On apprécie également les matériaux nobles composant ces meubles classiques (acajou, noyer, chêne, cuir, velours, nacre, dorures, etc.) et l’art de l’ébéniste ou du tapissier pour ces créations souvent uniques.
Des noms évocateurs
Aux XVIIIème et XIXème siècles, chaises et fauteuils portaient des noms selon leur usage : chauffeuse, causeuse, siamoise, bergère, dagobert, crapaud, boudeuse, confessionnal, ottomane, duchesse et bien d’autres.
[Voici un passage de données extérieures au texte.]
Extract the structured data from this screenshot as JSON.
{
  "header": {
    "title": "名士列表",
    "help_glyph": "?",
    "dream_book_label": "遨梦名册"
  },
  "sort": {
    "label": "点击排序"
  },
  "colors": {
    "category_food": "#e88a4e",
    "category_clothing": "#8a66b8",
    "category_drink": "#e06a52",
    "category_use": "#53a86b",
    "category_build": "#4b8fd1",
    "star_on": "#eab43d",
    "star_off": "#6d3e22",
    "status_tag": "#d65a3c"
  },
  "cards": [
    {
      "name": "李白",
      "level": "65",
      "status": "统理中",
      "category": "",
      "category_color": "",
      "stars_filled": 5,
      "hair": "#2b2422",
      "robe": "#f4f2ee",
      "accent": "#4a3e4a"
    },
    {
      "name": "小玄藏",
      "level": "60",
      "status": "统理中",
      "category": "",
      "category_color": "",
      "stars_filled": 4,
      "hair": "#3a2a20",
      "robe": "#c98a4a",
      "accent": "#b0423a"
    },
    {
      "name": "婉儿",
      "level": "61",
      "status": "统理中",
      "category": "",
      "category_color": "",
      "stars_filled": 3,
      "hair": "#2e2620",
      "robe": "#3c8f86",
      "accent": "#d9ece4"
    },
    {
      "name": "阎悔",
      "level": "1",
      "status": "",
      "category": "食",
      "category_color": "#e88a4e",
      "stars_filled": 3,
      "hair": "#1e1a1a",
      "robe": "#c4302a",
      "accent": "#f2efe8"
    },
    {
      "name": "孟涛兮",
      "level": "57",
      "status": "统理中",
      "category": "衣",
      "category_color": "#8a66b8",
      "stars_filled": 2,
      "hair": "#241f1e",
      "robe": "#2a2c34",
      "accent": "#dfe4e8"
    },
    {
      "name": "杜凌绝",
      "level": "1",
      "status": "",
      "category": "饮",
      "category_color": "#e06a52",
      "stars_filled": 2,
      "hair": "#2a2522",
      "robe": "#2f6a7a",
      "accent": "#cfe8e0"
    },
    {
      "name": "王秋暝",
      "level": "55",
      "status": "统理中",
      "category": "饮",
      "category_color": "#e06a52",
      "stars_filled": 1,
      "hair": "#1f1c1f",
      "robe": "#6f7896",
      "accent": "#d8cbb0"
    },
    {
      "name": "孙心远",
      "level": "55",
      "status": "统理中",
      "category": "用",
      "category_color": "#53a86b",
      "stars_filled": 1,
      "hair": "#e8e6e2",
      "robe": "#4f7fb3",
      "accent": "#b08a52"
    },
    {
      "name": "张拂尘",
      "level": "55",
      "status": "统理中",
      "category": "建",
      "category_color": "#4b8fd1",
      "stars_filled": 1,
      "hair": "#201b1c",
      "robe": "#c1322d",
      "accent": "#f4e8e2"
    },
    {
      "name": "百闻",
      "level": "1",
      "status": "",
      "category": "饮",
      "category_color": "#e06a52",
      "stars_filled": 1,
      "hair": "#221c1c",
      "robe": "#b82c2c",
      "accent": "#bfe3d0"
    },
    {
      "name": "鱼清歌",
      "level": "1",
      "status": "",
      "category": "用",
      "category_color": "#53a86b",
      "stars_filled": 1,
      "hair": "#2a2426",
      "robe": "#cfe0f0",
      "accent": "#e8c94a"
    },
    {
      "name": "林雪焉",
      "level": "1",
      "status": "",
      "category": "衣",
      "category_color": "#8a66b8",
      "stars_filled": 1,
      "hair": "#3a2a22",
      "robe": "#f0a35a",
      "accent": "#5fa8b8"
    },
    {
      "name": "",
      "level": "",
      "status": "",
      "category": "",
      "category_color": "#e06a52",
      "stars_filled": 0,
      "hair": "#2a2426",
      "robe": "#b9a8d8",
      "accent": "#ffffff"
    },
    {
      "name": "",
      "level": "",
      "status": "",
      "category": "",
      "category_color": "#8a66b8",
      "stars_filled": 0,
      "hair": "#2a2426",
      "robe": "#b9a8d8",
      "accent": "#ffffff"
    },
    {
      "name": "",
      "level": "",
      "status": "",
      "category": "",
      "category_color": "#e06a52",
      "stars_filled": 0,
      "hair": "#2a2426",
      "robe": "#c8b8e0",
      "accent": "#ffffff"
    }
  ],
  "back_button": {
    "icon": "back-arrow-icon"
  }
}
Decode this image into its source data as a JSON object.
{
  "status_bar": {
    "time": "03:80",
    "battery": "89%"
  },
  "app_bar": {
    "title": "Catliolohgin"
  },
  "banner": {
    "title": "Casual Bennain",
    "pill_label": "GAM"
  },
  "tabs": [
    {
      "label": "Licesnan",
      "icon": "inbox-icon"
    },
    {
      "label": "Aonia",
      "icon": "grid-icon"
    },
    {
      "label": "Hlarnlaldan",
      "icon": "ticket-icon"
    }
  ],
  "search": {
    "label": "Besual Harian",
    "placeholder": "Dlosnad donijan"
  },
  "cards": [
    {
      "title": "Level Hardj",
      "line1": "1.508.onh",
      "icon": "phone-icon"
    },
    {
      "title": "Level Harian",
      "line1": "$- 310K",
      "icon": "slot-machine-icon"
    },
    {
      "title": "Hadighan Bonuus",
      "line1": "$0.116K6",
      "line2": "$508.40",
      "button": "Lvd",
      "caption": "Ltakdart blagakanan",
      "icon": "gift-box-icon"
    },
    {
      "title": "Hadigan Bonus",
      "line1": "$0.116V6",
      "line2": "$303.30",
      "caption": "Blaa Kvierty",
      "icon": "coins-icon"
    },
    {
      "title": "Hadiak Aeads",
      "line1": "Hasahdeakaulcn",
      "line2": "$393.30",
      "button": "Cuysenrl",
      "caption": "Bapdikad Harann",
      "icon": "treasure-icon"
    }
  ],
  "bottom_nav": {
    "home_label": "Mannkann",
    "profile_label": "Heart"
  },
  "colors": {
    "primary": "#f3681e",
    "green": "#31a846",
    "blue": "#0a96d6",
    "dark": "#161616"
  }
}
Chaque type de chaise, fauteuil ou canapé avait une place et une fonction précises dans les salons, bureaux, boudoirs ou bibliothèques des intérieurs nobles ou bourgeois.

Du mobilier de luxe
Acquérir aujourd’hui un fauteuil ou des chaises baroques, Louis XVI ou Restauration authentiques nécessite un certain investissement. Les prix s’affichent en centaines, voire en milliers d’euros chez les antiquaires, pour des modèles dûment expertisés.
On peut en trouver d’occasion, chez des particuliers ou dans des dépôts-ventes, ainsi que sur Internet.
Certaines astuces permettent de différencier un meuble authentique, fabriqué à la main, d’une copie réalisée avec des machines :

  • Les cannelures réalisées à la main sont forcément plus irrégulières qu’à la machine.
  • Pas de colle ni de vis avant le XXème siècle, uniquement des clous, mortaises et chevilles.
  • Vers et parasites : repérez les trous, il y en a forcément dans un vrai meuble ancien. 
  • Traces d’usure et d’outils : un meuble ancien est forcément usé (pieds, assise) et porte des traces irrégulières d’outils manuels (scie, gouges, ciseaux).